Project description:Phosphorylation of proteins on serine, threonine, and tyrosine residues is a ubiquitous post-translational modification that plays a key part of essentially every cell signaling process. It is reasonable to assume that inter-individual variation in protein phosphorylation may underlie phenotypic differences, as has been observed for practically any other molecular regulatory phenotype. However, we do not know much about the extent of inter-individual variation in phosphorylation because it is quite challenging to perform a quantitative high throughput study to assess inter-individual variation in any post-translational modification. To test our ability to address this challenge with current technology, we quantified phosphorylation levels for three fully sequenced human cell lines within a nested experimental framework, and found that genetic background is the primary determinant of phosphoproteome variation. We uncovered multiple functional, biophysical, and genetic associations with germline driven phosphopeptide variation (though the small sample size in this ‘pilot’ study limits the applicability of our genetic observations).
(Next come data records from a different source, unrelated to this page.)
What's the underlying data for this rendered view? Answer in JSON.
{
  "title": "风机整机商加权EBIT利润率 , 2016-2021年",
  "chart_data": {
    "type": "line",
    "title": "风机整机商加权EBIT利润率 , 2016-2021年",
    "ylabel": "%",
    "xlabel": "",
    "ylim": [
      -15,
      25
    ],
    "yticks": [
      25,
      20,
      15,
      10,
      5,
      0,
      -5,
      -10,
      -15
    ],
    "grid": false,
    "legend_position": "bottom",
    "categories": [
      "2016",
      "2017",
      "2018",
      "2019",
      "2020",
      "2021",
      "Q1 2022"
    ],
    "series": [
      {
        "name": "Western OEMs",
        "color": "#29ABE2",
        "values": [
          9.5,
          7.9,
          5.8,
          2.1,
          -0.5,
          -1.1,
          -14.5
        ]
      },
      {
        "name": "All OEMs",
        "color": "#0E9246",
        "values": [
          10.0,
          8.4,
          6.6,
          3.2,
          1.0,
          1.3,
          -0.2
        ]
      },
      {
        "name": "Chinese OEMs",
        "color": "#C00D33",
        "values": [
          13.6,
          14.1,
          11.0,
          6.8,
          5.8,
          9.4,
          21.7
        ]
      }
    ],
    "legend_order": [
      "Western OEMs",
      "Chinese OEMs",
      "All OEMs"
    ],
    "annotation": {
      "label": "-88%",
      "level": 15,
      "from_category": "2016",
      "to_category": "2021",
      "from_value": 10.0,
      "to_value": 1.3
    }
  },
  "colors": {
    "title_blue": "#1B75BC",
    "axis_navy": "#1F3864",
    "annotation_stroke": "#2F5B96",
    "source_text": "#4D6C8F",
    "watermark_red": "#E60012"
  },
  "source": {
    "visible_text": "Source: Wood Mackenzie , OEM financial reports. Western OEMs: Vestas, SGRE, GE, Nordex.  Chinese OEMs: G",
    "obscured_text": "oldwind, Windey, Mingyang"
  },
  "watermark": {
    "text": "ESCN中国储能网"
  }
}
Among these associations were variants affecting protein levels or structure, with the latter presenting, on average, a stronger effect. Interestingly, we found evidence that is consistent with a phosphopeptide variability buffering effect endowed from properties enriched within longer proteins. We also undertook a thorough technical assessment of our experimental workflow to aid further efforts. Taken together, this work provides the foundation for future work to characterize inter-individual variation in post-translational modification as well as reveals novel insights into the nature of inter-individual variation in phosphorylation.